Governance Matters 2010: Worldwide Governance Indicators highlight governance successes, reversals, and failures
Kaufmann D: Brookings Institution, 24 September 2010

The updated version of the Worldwide Governance Indicators, covering 213 countries over the 1996-2009 period, has found that the world continues to underperform on governance. Over the past decade, dozens of countries have improved significantly on such dimensions of governance such as rule of law and voice and accountability. But a similar number of countries have experienced marked deteriorations, while others have seen short-lived improvements that are later reversed, and scores of countries have not seen significant trends one way or the other. A number of key messages emerged. The most powerful economies are not always the best governed – likewise, good governance is also found in countries that are not wealthy. Governance can significantly improve over a relatively short period of time yet, on average, the world has not significantly improved in the quality of governance over the past dozen years. Sustained commitment to governance reforms is needed to avoid reversals. The authors warn that measuring governance is difficult, and all measures of governance are necessarily imprecise, requiring interpretative caution.

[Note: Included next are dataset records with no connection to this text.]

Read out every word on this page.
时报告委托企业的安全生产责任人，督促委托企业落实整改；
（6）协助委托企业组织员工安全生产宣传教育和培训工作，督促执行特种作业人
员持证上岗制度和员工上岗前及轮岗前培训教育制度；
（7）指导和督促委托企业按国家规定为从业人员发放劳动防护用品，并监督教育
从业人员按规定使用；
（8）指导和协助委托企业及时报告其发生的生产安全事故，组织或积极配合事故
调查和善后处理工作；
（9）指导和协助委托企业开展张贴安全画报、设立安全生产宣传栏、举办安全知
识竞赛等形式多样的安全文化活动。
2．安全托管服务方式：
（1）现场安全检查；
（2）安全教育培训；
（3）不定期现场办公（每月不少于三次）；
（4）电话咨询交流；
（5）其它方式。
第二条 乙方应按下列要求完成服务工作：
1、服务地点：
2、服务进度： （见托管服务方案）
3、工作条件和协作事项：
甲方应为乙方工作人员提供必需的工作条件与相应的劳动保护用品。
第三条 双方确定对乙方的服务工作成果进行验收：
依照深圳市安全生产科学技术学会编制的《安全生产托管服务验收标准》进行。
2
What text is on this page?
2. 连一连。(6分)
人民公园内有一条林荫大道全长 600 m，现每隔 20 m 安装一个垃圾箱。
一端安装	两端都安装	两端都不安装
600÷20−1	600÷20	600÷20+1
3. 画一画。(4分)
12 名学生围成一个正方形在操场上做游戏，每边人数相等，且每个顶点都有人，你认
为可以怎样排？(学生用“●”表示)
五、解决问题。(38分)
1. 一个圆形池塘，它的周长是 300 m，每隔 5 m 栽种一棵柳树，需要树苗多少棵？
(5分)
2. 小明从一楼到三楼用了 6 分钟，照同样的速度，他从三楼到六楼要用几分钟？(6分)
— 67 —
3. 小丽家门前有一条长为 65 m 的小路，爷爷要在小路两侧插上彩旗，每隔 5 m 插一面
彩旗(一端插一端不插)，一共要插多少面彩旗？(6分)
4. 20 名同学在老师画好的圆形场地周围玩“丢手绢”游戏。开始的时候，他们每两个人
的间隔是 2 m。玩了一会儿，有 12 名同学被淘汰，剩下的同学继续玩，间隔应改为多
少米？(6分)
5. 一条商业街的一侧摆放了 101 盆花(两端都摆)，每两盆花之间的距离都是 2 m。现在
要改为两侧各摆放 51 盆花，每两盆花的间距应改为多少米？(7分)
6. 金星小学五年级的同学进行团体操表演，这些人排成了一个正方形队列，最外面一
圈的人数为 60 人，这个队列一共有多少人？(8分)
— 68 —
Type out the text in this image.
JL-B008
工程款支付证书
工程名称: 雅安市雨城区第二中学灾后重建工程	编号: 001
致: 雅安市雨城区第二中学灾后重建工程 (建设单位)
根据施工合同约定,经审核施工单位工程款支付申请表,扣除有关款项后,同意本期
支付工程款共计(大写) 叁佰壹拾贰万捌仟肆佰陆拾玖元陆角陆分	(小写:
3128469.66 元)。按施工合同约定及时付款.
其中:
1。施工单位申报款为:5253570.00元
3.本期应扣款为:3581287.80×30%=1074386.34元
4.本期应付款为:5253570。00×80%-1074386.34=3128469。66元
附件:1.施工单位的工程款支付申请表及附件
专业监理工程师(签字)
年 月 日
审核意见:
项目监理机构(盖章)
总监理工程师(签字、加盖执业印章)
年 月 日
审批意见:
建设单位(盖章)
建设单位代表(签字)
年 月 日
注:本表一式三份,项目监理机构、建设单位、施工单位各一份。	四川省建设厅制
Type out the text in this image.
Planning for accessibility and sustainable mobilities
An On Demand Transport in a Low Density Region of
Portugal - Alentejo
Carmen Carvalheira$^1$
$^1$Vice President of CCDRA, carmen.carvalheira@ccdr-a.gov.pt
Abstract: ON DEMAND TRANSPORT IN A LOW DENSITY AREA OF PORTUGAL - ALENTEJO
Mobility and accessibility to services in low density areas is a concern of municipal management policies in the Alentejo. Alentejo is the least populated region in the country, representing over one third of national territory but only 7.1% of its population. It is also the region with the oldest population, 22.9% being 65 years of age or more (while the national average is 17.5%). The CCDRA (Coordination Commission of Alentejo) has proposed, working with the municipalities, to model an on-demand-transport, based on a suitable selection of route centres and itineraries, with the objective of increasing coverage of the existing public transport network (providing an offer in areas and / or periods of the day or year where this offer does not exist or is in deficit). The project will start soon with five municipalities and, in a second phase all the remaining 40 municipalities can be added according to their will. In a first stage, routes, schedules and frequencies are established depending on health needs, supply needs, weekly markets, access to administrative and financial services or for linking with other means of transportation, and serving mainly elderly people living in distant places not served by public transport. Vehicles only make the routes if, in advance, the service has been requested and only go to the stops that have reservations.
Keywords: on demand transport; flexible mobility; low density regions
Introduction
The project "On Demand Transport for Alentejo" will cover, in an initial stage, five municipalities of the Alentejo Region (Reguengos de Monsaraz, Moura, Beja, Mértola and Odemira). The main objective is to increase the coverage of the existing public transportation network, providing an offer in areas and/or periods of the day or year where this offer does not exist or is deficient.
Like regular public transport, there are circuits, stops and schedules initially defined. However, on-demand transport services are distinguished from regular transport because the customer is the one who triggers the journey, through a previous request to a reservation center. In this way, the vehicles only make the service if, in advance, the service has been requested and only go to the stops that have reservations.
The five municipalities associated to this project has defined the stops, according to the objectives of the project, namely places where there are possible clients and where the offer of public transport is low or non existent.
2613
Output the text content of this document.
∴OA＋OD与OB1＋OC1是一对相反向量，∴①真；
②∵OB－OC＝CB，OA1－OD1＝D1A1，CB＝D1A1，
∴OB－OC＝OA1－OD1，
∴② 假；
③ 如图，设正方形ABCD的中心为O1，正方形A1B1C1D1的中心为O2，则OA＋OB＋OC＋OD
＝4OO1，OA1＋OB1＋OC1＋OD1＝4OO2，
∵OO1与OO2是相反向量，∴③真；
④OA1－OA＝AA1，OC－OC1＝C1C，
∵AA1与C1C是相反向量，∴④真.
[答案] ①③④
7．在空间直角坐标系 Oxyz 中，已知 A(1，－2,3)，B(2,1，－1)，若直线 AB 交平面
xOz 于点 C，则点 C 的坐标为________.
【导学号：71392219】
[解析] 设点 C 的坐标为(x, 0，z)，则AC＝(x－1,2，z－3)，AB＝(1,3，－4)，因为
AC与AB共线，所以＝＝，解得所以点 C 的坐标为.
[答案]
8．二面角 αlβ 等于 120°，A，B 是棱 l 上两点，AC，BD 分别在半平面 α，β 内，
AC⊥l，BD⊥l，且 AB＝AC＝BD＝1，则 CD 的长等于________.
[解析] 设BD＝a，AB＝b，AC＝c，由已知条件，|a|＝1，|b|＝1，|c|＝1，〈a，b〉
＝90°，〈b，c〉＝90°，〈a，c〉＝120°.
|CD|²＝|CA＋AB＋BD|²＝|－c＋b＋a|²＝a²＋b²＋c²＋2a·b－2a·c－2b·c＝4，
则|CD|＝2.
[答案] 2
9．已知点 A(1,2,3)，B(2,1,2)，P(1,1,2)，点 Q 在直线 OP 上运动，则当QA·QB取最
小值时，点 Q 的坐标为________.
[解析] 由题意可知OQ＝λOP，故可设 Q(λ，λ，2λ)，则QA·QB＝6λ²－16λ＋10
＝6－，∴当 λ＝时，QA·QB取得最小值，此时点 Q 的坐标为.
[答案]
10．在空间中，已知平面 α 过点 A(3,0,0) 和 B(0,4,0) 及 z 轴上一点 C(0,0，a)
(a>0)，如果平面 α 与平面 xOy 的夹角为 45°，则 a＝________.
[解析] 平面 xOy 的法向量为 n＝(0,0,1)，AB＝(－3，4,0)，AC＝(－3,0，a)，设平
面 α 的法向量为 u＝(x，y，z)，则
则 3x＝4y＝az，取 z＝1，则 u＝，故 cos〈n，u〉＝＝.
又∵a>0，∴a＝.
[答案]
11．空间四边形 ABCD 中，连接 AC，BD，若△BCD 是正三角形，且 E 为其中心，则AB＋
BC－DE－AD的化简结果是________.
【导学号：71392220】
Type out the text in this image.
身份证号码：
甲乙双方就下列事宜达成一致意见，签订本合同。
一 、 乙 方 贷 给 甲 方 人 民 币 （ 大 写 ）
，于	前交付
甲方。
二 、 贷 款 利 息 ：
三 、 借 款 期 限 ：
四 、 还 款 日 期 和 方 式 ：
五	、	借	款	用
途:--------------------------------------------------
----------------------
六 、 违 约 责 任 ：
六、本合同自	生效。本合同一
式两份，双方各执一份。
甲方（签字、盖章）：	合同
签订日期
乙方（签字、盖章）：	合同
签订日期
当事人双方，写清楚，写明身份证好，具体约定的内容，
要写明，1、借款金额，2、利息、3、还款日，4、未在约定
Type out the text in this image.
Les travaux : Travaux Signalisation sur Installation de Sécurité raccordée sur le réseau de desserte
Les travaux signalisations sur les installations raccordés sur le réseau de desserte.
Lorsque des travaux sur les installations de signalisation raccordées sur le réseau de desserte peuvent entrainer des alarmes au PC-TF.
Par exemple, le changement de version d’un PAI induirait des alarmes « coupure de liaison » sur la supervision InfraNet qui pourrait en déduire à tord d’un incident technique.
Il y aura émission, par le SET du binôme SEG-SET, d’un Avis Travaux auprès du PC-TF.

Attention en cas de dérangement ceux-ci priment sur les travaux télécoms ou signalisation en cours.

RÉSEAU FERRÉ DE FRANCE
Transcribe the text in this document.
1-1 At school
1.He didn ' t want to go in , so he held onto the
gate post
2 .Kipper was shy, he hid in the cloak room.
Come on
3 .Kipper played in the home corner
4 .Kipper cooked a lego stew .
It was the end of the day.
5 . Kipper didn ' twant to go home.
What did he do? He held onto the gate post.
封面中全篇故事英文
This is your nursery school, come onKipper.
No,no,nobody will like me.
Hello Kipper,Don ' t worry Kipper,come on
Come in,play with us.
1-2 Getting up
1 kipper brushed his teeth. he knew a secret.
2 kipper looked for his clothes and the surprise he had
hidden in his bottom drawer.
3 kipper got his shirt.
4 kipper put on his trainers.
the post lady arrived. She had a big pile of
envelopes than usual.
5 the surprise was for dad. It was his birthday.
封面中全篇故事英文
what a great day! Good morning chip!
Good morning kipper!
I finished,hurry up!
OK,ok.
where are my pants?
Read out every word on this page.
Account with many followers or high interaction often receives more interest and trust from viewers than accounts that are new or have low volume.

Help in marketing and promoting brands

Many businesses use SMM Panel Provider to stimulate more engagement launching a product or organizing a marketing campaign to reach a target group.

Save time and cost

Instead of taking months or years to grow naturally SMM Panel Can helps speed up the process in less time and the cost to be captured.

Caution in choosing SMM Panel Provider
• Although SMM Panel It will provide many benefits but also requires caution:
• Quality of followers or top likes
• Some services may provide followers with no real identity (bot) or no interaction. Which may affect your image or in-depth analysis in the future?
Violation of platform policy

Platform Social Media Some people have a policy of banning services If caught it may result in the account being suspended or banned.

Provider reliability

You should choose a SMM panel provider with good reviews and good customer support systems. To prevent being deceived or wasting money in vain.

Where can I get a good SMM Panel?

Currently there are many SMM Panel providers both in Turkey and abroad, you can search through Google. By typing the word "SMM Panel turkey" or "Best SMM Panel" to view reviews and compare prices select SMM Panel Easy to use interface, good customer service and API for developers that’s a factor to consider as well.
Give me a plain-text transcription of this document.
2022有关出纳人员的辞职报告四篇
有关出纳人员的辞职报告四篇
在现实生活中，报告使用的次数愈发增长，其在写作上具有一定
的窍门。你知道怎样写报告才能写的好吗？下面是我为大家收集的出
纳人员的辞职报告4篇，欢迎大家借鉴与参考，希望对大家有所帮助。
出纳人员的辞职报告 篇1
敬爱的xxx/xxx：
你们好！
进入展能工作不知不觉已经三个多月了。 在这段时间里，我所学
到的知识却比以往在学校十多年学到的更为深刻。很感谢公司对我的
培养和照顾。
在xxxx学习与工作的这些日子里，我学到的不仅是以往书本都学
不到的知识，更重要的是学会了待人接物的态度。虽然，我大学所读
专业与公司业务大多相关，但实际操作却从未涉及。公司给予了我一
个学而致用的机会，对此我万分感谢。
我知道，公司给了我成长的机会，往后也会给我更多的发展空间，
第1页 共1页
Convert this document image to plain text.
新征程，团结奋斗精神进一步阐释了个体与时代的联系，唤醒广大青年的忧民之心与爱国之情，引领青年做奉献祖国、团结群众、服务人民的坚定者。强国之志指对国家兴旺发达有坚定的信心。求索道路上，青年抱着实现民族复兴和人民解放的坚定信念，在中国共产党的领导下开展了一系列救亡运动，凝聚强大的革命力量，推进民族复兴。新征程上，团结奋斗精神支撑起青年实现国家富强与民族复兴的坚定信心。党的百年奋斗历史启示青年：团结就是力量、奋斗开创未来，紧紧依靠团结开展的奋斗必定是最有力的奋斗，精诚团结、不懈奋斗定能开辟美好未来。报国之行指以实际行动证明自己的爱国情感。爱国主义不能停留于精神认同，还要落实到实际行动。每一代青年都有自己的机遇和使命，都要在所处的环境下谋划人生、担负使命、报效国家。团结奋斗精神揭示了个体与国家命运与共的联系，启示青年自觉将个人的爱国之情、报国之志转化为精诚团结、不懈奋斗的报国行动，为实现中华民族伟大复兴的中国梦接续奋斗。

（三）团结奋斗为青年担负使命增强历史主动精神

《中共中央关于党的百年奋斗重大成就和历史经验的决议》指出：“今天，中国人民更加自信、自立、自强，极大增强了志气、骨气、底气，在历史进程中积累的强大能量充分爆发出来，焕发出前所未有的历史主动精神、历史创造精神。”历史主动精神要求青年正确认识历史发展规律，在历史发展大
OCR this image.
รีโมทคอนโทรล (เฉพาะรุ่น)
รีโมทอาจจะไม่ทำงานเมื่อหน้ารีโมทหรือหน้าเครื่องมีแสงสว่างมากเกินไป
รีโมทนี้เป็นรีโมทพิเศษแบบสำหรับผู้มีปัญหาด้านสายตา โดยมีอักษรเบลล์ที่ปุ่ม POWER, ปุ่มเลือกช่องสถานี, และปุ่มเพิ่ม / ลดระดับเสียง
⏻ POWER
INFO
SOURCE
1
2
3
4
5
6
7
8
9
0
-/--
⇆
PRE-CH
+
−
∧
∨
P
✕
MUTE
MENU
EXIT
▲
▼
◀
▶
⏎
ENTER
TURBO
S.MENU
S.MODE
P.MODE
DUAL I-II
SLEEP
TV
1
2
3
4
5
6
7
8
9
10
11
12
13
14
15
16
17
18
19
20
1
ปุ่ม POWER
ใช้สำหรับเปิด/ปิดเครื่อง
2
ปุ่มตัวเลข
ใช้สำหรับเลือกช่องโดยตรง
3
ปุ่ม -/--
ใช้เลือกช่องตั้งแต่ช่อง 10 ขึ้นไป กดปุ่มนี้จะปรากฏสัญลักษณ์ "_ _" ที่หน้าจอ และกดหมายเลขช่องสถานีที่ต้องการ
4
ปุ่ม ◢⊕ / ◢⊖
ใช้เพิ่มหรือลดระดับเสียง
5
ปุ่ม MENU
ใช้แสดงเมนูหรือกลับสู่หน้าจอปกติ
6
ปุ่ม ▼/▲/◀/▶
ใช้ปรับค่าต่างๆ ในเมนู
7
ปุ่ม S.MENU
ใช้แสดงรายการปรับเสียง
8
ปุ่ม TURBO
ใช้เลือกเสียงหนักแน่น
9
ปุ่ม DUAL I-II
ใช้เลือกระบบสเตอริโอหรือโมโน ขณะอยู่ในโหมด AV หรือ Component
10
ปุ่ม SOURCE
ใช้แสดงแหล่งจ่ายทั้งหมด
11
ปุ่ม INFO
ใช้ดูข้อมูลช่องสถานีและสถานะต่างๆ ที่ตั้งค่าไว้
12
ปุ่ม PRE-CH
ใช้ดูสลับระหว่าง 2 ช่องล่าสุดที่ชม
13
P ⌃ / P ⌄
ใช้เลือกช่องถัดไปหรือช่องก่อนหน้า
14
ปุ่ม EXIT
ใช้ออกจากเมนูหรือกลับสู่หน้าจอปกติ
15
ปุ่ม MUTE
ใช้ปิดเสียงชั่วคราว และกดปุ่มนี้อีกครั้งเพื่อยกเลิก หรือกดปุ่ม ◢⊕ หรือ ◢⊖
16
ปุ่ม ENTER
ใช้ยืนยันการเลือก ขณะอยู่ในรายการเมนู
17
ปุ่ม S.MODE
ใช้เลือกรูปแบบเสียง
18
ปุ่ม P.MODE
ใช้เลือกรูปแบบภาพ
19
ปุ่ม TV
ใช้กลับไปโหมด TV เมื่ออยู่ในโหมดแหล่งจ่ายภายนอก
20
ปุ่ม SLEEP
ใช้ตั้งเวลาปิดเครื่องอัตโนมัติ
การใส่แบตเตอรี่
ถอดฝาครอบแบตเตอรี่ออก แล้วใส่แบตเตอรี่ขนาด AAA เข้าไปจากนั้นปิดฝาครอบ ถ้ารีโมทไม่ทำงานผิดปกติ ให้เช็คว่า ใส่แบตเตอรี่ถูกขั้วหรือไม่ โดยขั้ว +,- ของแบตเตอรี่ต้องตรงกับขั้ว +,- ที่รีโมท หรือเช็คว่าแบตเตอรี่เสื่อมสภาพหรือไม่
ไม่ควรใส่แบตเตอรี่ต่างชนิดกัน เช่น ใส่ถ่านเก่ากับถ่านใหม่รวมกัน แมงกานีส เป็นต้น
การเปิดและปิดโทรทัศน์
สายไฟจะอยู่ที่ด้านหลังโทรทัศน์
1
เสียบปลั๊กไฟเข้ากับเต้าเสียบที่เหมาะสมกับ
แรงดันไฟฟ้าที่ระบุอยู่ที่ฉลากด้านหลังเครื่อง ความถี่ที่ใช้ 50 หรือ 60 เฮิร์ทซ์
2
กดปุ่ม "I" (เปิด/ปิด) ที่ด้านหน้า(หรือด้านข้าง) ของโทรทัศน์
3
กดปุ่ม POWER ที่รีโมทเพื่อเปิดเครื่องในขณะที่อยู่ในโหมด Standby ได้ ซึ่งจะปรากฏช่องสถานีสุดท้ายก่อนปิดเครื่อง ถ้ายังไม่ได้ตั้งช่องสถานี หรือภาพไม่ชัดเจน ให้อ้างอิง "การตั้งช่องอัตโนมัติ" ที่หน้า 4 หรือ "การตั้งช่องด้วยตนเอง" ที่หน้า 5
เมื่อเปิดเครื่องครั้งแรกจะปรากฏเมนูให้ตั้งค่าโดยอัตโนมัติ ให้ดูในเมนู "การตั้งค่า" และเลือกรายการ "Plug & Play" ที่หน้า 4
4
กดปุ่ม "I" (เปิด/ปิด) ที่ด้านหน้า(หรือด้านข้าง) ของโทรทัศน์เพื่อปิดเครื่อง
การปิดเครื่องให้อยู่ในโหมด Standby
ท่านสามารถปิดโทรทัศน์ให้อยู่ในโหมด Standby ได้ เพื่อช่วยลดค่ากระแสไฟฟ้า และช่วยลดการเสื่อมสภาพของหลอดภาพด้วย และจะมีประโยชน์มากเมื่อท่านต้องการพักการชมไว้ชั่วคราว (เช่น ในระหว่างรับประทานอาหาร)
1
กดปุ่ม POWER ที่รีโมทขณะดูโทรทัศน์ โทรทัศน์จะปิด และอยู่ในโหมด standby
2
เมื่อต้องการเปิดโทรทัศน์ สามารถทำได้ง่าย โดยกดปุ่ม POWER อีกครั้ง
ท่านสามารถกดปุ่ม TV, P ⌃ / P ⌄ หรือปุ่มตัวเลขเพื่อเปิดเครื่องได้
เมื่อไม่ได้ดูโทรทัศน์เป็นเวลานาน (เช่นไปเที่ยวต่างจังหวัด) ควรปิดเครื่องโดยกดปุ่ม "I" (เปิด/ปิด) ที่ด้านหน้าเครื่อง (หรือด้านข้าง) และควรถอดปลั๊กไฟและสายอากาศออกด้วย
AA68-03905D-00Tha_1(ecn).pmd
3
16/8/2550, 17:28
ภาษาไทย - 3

National poverty reduction strategies and HIV/AIDS governance in Malawi: A preliminary study of shared health governance
Wachira C and Ruger JP: Social Science and Medicine, 9 June 2010

This article reports findings about the impact of the Poverty Reduction Strategy Paper (PRSP) process on Malawi’s National HIV/AIDS Strategic Framework (NSF). In 2007, researchers conducted a survey to measure perceptions of NSF resource levels, participation, inclusion, and governance before, during, and after Malawi’s PRSP process (2000–2004). They also assessed principle health sector and economic indicators and budget allocations for HIV and AIDS. These indicators are part of a new conceptual framework called shared health governance (SHG), which seeks congruence among the values and goals of different groups and actors to reflect a common purpose. Under this framework, global health policy should encompass: consensus among global, national, and sub-national actors on goals and measurable outcomes; mutual collective accountability; and enhancement of individual and group health agency. Indicators to assess these elements included: goal alignment; adequate resource levels; agreement on key outcomes and indicators for evaluating those outcomes; meaningful inclusion and participation of groups and institutions; special efforts to ensure participation of vulnerable groups; and effectiveness and efficiency measures. Results suggested that the PRSP process supported accountability for NSF resources. However, the process may have marginalised key stakeholders, potentially undercutting the implementation of HIV and AIDS Action Plans.